Published Jun 02, 2010At long last, the Canadian government has introduced new copyright laws. As we recently predicted, a new Copyright Act tabled by the Conservative government Wednesday (June 2) does include stricter laws around consumers tampering with digital locks on content such as DVDs, electronic books and software, as well as for those who share files illegally. But what we didn't predict was that the government would ease up on penalties for downloading or uploading copyrighted material, as well as allowing more freedom for consumers to copy and transfer copyrighted materials.
According to an official statement made by Heritage Minister James Moore, the new bill "offers a common-sense balance between the interests of consumers and the rights of the creative community."
The new legislation would make the punishment of breaking locked or encrypted products, even for personal use, a maximum $1 million and five years in jail, if the new copyright law is eventually passed in the House of Commons. Meanwhile, penalties for illegally downloading music or movies were lessened from a maximum of $20,000 per protected work down to a one-time payment of $5,000, as long as they aren't illegally sharing music for profit.

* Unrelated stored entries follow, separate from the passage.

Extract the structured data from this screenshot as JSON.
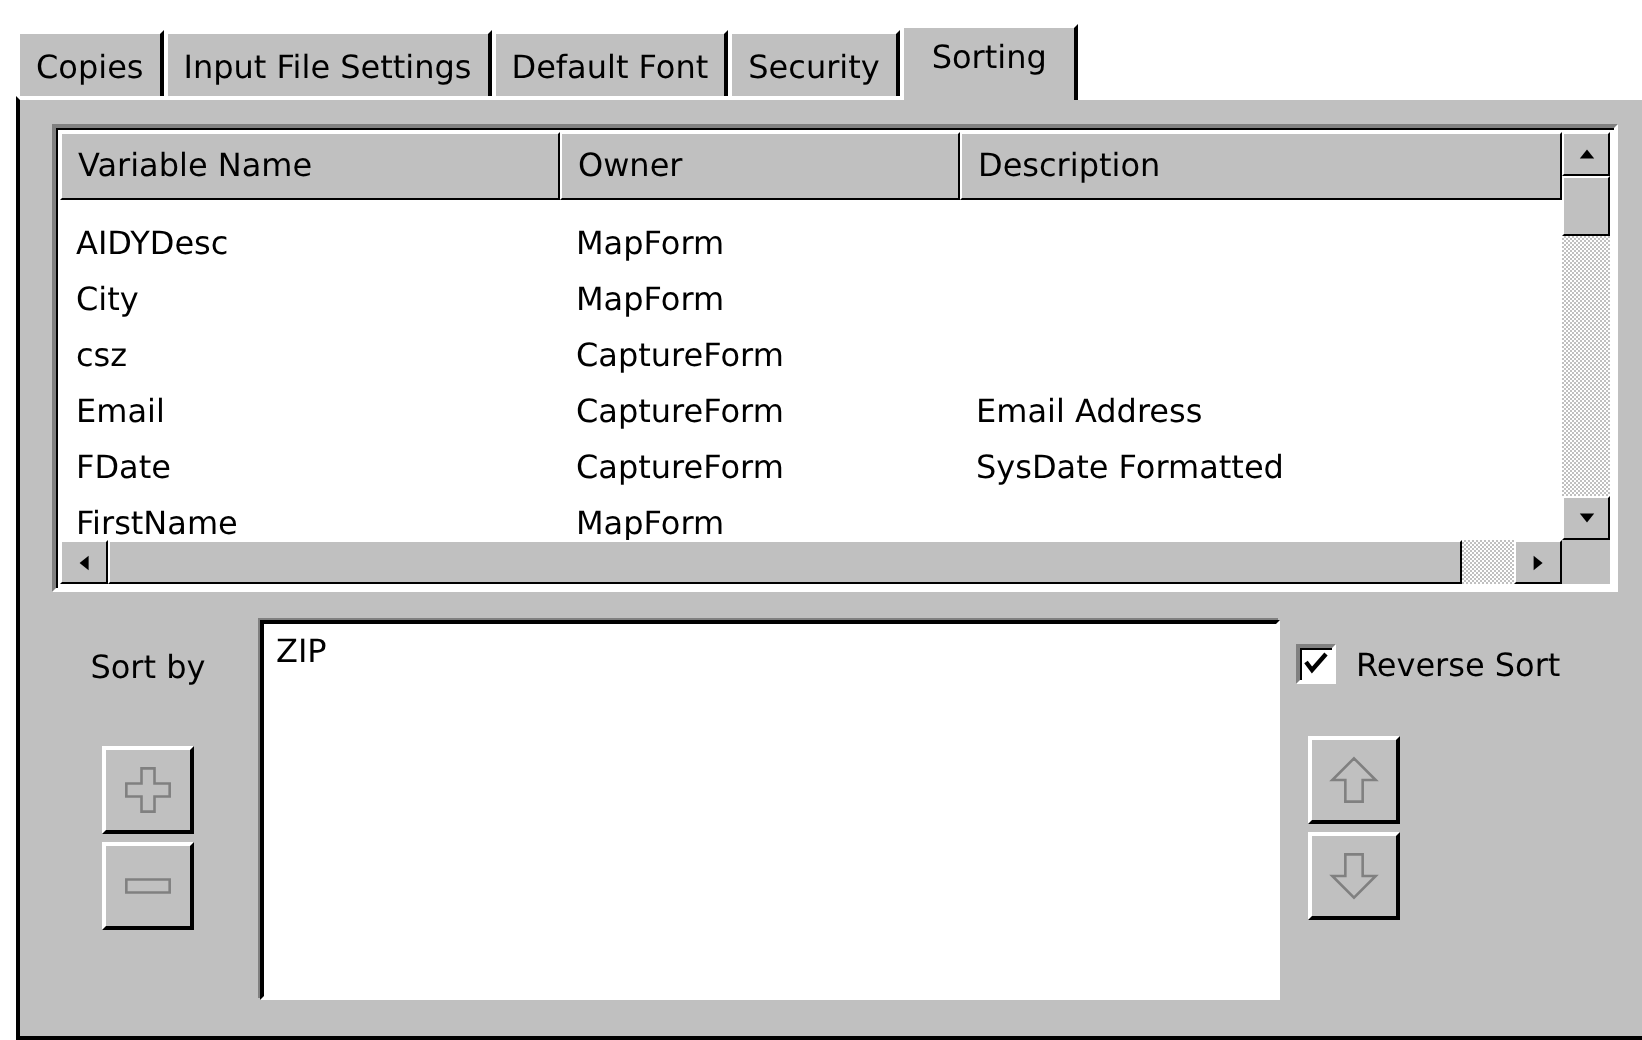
{
  "tabs": [
    {
      "label": "Copies",
      "selected": false
    },
    {
      "label": "Input File Settings",
      "selected": false
    },
    {
      "label": "Default Font",
      "selected": false
    },
    {
      "label": "Security",
      "selected": false
    },
    {
      "label": "Sorting",
      "selected": true
    }
  ],
  "variables": {
    "columns": [
      "Variable Name",
      "Owner",
      "Description"
    ],
    "rows": [
      [
        "AIDYDesc",
        "MapForm",
        ""
      ],
      [
        "City",
        "MapForm",
        ""
      ],
      [
        "csz",
        "CaptureForm",
        ""
      ],
      [
        "Email",
        "CaptureForm",
        "Email Address"
      ],
      [
        "FDate",
        "CaptureForm",
        "SysDate Formatted"
      ],
      [
        "FirstName",
        "MapForm",
        ""
      ]
    ]
  },
  "sort_by": {
    "label": "Sort by",
    "items": [
      "ZIP"
    ]
  },
  "reverse_sort": {
    "label": "Reverse Sort",
    "checked": true
  },
  "buttons": [
    {
      "kind": "add",
      "disabled": true
    },
    {
      "kind": "remove",
      "disabled": true
    },
    {
      "kind": "up",
      "disabled": true
    },
    {
      "kind": "down",
      "disabled": true
    }
  ]
}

Also, Ottawa is going after pirating websites in a big way, giving copyright owners more power to shut down websites that support file-sharing. The bill is also introducing a stiff $1 million penalty for pirates who are convicted of cracking copyright encrypted materials for the purpose of selling them.
If a user is found to be sharing files illegally, the new law would require Internet service providers to notify users that they have infringed on a copyright (right now notices are voluntary). ISPs would then have to keep the personal information of copyright violators and turn to over to officials if ordered by the courts to do so.
On top of this, the new bill focuses on easing up on consumers who transfer and copy music and other forms of entertainment in their home. Activities such as home taping of television and copying CDs for backup and music transferring purposes are essentially being legalized. So now consumers can copy materials for later viewing or listening and not be punished, as long as they don't resell, present publicly or create permanent libraries of those duplicated works. This means the man officially can't slap the cuffs on you next time you transfer music to your iPod, or tape an episode of South Park.
Another interesting side note to the new legislation is being referred to as the "YouTube exemption," allowing Canadians the freedom to create video mash-ups of commercial works for posting online.